Der Wiesbadener Steuerrechtsprofessor Lorenz Jarass vergleicht die Praktiken mit der Steueroase Luxemburg: Viele Konzerne gründen in Luxemburg Kapitalverwaltungsgesellschaften, um dort in den Genuss einer günstigen Besteuerung zu kommen und den deutschen Fiskus zu umgehen. Eine rechtliche Grauzone, die derzeit die Europa-Politik beschäftigt.

 

Der Eschborner Bürgermeister Mathias Geiger (FDP) sagt, von „virtuellen Büros“ in seiner Stadt habe er noch nie etwas gehört. „Das überrascht mich.
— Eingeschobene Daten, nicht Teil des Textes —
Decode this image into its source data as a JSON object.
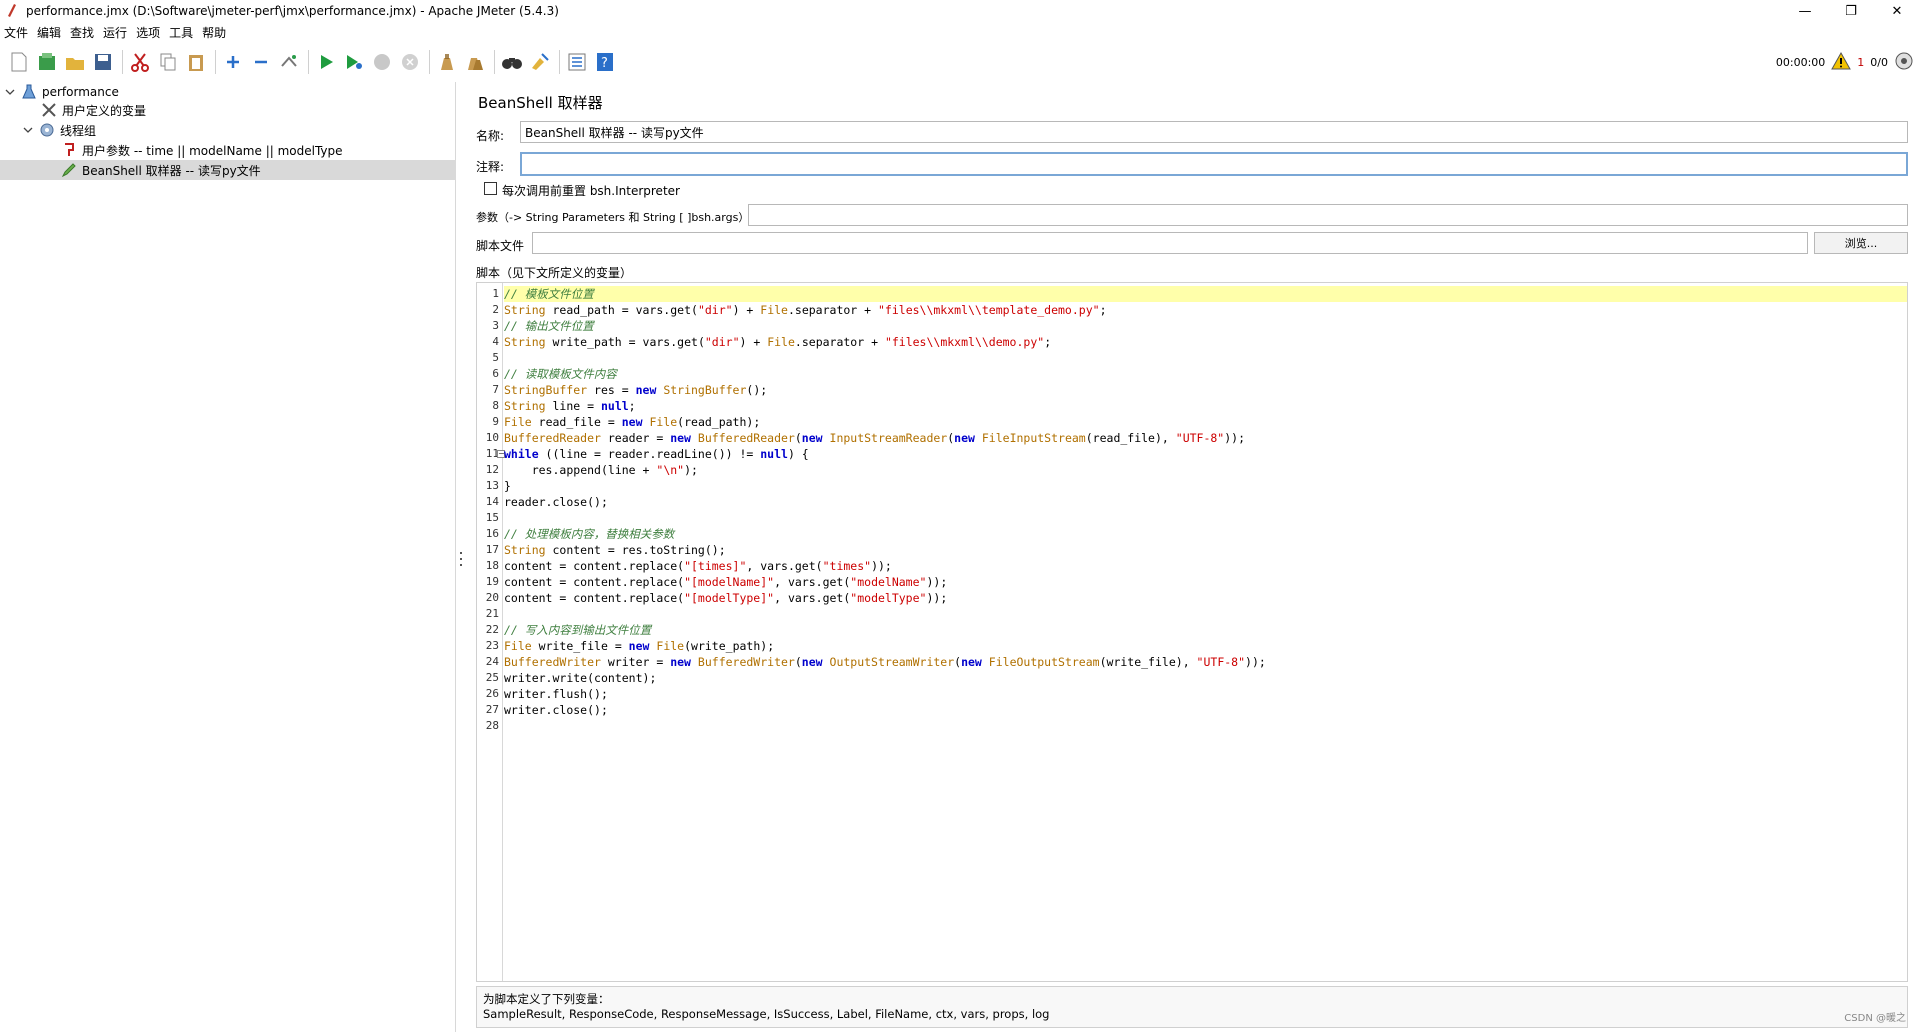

Ich bin davon ausgegangen, dass jede Firma, jedes Unternehmen, das hier gemeldet ist, auch tatsächlich hier arbeitet, tätig ist“, sagt er. Er wolle den Hinweisen aber nachgehen. Allerdings wolle er keine Unternehmer aus Eschborn vergraulen. Die Stadt soll für Unternehmer attraktiv bleiben, auch steuerlich.

 

Land will Steuer-Dumping unterbinden

Uwe Becker sieht das naturgemäß anders. Er ist der Stadtkämmerer von Frankfurt. Dass Gewerbesteuerzahler ins benachbarte Eschborn abwandern, kann ihm nicht gefallen: „Da, wo das Engagement stattfindet, sollte auch der Beitrag zur Infrastruktur geleistet werden.“ Die hier geschilderten Fälle will er allerdings nicht beurteilen. Denn er hat die Erfahrung gemacht: Nicht alles, was dem gesunden Menschenverstand widerspricht, ist auch steuerrechtlich zu fassen.

 

Deshalb fordert Becker genau wie Gewerkschafter Volz eine rechtliche Klarstellung: „Wenn es da Schlupflöcher gibt, bin ich auch dafür, dass man da nachsteuert.“

Damit liegt der Ball im Feld von Bundes- und Landesregierung. Vom hessischen Finanzminister Thomas Schäfer (CDU) weiß man, dass er kein Freund des Eschborner „Steuerdumpings“ ist, wie er es nennt. Er will bei der anstehenden Reform des Kommunalen Finanzausgleichs (KFA) Eschborn zu einer Steuererhöhung bringen. Direkte Handhabe hat der Finanzminister nicht, aber er hat eine geringere Mittelzuweisung aus dem KFA angekündigt. Dagegen haben Eschborn und andere Kommunen mit niedriger Gewerbesteuer bereits Widerstand angekündigt. Denn es lebt sich nicht schlecht als „hessisches Luxemburg“.